3. Five month scheduled CAG.
(1) The follow up CAG was performed via the trans-radial approach: 6F sheath was inserts into right radial artery and CAG was performed by the 5F multifunctional coronary angiography catheter.
(2) The result of left coronary artery (LCA) CAG show: Proximal LAD with a lumen enlargement without dissection (Figure. 5A and B, arrow); left main artery no significant stenosis; the left circumflex (LCX) no significant stenosis.
(3) The result of right coronary artery (RCA)CAG show: Mid RCA 30% stenosis.
4. Twelve month follow-up without CAG or coronary computed tomography angiogram (CTA)examination.

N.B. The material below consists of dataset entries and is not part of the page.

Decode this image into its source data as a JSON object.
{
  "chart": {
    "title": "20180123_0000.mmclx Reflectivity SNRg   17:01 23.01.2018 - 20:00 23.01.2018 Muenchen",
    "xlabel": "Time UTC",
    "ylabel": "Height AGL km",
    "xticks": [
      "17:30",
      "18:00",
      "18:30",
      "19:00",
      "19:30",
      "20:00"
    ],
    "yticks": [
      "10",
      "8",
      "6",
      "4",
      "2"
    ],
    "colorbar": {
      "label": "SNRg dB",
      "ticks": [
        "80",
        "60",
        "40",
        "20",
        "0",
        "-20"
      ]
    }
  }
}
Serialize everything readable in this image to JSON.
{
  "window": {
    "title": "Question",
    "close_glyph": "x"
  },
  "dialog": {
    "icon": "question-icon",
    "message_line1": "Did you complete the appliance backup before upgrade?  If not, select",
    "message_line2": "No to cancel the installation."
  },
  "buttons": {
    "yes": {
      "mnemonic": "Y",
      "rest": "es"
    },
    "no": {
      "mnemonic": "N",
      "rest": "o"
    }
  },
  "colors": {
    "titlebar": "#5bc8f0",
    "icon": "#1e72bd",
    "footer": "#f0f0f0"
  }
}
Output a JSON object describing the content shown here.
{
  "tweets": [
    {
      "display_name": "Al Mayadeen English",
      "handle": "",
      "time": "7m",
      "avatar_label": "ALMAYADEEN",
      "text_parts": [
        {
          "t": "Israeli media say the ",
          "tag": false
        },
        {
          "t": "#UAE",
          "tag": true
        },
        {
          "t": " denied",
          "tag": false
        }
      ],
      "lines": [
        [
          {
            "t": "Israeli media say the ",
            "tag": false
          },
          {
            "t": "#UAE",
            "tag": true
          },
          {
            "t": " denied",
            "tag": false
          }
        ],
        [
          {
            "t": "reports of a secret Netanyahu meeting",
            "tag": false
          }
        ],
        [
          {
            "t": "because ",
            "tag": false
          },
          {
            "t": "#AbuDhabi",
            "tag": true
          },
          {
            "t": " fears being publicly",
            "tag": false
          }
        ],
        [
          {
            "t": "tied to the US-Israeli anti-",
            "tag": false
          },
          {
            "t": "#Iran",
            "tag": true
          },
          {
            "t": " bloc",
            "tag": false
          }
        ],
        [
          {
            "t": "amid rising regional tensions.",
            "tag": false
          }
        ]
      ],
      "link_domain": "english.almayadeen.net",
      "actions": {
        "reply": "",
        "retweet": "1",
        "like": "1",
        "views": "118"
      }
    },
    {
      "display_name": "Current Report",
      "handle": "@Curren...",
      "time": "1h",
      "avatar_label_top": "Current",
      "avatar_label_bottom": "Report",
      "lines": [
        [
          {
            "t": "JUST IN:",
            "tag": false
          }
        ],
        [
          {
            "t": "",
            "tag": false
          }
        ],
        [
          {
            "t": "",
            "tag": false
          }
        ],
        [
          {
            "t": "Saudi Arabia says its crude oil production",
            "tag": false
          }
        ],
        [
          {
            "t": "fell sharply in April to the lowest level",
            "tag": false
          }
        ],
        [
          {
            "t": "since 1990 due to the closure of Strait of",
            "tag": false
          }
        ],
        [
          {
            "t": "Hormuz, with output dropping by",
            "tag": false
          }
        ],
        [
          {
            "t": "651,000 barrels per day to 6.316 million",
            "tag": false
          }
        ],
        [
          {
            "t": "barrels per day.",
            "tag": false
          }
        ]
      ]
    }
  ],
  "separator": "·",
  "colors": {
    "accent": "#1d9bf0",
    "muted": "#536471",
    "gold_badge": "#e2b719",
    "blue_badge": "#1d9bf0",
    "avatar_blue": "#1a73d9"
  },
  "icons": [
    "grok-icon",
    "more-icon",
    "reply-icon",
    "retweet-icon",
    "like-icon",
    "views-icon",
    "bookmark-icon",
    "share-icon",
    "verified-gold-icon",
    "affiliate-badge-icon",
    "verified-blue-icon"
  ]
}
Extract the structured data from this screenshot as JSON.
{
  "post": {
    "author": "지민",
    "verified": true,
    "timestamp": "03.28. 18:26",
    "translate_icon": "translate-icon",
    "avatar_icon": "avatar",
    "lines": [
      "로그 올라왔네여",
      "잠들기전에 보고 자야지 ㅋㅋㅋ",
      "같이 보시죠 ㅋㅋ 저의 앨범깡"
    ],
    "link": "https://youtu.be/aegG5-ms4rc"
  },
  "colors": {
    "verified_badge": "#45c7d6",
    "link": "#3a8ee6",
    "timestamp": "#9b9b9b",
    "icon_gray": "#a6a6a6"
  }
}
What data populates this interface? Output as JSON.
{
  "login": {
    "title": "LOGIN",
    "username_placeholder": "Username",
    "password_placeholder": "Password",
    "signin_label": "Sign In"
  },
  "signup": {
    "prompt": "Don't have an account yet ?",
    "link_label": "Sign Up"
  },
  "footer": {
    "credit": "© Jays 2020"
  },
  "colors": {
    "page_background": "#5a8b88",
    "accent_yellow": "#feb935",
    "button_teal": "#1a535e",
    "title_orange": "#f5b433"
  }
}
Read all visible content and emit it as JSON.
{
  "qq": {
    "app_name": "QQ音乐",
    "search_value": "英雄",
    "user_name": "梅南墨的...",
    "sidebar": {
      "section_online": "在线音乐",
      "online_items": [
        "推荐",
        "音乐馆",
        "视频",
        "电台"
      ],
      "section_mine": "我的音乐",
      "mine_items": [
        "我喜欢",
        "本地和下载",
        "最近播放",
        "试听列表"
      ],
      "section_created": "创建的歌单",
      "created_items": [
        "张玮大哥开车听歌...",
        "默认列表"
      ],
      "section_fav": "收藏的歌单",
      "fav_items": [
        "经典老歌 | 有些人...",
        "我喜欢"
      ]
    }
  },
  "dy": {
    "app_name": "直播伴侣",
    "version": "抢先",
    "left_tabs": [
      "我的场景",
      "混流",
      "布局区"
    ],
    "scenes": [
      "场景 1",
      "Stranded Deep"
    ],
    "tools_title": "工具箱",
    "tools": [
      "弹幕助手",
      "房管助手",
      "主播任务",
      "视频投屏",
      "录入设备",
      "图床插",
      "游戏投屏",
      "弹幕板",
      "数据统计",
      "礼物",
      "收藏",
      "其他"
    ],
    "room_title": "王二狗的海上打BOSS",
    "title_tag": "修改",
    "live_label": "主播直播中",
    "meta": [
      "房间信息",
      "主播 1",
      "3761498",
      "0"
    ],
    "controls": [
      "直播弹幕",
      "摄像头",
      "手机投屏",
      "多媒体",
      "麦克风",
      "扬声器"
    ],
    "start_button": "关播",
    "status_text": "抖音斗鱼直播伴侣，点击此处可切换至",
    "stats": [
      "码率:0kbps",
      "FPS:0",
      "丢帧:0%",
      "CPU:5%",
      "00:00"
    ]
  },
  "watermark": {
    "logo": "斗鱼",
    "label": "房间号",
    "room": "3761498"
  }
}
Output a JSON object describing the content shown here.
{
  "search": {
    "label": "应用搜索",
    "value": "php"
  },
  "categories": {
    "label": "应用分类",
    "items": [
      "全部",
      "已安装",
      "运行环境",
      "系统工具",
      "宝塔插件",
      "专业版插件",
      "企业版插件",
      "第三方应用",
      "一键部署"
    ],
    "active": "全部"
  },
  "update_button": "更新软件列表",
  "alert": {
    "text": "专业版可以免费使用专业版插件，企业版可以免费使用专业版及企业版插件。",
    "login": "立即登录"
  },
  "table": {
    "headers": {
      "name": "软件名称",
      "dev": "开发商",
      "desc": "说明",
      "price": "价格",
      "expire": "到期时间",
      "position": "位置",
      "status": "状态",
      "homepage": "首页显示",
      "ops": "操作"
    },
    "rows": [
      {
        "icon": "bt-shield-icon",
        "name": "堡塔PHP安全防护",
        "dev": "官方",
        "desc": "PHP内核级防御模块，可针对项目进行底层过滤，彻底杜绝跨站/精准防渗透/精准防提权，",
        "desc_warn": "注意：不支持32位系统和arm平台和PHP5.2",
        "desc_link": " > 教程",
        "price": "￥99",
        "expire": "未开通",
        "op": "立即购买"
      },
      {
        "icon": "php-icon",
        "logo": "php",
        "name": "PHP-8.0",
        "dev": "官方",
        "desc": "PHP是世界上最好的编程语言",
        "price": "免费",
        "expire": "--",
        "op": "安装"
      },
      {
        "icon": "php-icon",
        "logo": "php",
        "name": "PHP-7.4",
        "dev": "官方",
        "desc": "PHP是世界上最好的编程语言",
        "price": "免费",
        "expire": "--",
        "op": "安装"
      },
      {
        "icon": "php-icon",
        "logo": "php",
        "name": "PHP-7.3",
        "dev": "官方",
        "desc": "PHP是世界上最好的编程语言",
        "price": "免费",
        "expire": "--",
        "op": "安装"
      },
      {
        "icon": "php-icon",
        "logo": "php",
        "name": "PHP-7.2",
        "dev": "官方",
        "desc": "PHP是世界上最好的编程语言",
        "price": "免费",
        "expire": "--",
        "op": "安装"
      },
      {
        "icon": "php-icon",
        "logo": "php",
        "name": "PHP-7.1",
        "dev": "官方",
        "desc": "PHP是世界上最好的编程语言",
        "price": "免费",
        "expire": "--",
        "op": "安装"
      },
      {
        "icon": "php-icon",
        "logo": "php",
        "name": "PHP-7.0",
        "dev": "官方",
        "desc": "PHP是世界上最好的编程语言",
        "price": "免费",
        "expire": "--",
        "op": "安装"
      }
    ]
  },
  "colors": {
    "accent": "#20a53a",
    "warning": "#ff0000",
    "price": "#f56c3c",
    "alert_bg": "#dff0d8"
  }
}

Drug-coated balloon (DCB) has emerged as an novel device for percutaneous coronary intervention (PCI), which has demonstrated favorable outcome due to its peculiar characteristic of a high-concentration, rapid local arterial tissue delivery of ant proliferative drugs (paclitaxel, sirolimus, or everolimus) by single prolonged coated balloon angioplasty inflation, and prevents restenosis, leaving no implant polymer or metal stent. DCB have so far been the most promising non-stent based approach for local drug delivery in both preclinical and clinical trials. The last decade witnessed the emergence of DEB as an attractive alternative therapeutic strategy of coronary revascularization for selected patients. Nowadays, the use of DEB has been mainly advocated in patients with in-stent restenosis (ISR). Moreover, DCB is regarded as the optimal treatment for coronary lesion subsets, such as small vessel disease or side branch bifurcations, in which the implantation of a drug-eluting stent is not desirable. Thanks to these pharmacokinetic properties, recently DCBs have also shown to be able to improve vessel healing after a dissection is left at the end of PCI. However, DES exhibits some device-associated features and shortcomings only solved in part by newer brands and new generations. In addition, some studies have shown DCB to improve vessel diameter at long term follow-up, with a phenomenon called “late vessel enlargement”. The positive vessel remodeling may be the main cause of the phenomenon, as well as the possibility of plaque regression and vascular healing being partly responsible for the late lumen enlargement. The case described here shows both these properties of DCB to cause late vessel enlargement and healing after a residual dissection. Other studied using more precise imaging technology to verify and better understand the phenomenon is expected in the future.